H Ü K Ü M: Açıklanan nedenlerle;


I -Feragat nedeniyle davanın reddine”


denilmiştir.


Kayseri Büyükşehir Belediyesi Encümeninin 17.06.2011 tarih ve 25-468 sayı ve “Gesi İlk Kademe Belediyesinden gelen Özel Halk Otobüslerinden sözleşmesi biten ve çalışmaları durdurulan 12 adet otobüs hakkında bir karar verilmesi hususunda hazırlanan komisyon raporu” kararında,

“…


Hat sahipleri sözleşmenin hukuki niteliği ve olası süresiyle ilgili olarak İstanbul Üniversitesi Hukuk Fakültesi İdare Hukuku Öğretim Üyesi Prof Dr. İl Han Özay'dan mütalaa talep etmişlerdir. Mütalaada imtiyaz sözleşmesinin normal sözleşmelerden daha uzun olması gerektiği belirtilmiştir.

Aynı dönemde Büyükşehir Belediyesi tarafından yapılan hat satışları ile Gesi belediyesince gerçekleştirilen hat satışları mukayese edildiğinde Gesi Belediyesi hat satış bedellerinin düşük olduğu gözlemlenmiştir.

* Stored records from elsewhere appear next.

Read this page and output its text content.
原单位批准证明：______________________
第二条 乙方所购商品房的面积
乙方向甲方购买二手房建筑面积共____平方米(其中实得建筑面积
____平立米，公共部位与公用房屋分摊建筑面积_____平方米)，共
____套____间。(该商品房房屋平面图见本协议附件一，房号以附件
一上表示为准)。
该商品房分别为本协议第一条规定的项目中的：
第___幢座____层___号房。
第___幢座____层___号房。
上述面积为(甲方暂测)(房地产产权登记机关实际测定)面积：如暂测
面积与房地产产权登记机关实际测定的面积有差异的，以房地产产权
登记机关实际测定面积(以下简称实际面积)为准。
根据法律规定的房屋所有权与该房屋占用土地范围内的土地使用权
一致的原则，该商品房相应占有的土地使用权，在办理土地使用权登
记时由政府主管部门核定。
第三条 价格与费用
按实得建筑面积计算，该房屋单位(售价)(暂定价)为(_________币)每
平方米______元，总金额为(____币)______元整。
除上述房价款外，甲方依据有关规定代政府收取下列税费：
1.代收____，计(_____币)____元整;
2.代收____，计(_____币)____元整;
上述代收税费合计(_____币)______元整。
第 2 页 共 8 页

Bu nedenle, aynı dönemde Büyükşehir Belediyesi tarafından yapılan hat satış bedellerinin TEFE oranlarıyla güncellenmesi neticesinde tüm otobüslerin katlandıkları maliyet ile sağlanan fayda arasında denge oluşturmak ve kendi aralarında iş barışını sağlamak


amacıyla Gesi Belediyesinden gelen 38 DF 542, 38 DE 584, 38 DA 829, 38 DE 821, 38 DE

196, 38 DE 583, 38 LP 756, 38 KC 960, 38 EU 705, 38 PF 600, 38 DF 805, 38 DE 723 plakalı

araçların ekte sunulan hesap tablosuna göre plaka başına Belediyeye 200.324,00TL ödenmesi halinde araçların çalışma sürelerinin 5393 Sayılı Kanunun 15. Maddesinde “Belediye, (e), (f) ve (g) bentlerinde belirtilen hizmetleri Danıştayın görüşü ve İçişleri Bakanlığının kararıyla süresi kırkdokuz yılı geçmemek üzere imtiyaz yoluyla devredebilir; toplu taşıma hizmetlerini imtiyaz veya tekel oluşturmayacak şekilde ruhsat vermek suretiyle yerine getirebileceği gibi toplu taşıma hatlarnı kiraya verme veya 67’mci maddedeki esaslara göre hizmet satın alma yoluyla yerine getirebilir.” hükmü çerçevesinde ilk ihale tarihinden itibaren 49 yıl olarak tespit edilmesi hususunun uygun olacağı” belirtilmiştir.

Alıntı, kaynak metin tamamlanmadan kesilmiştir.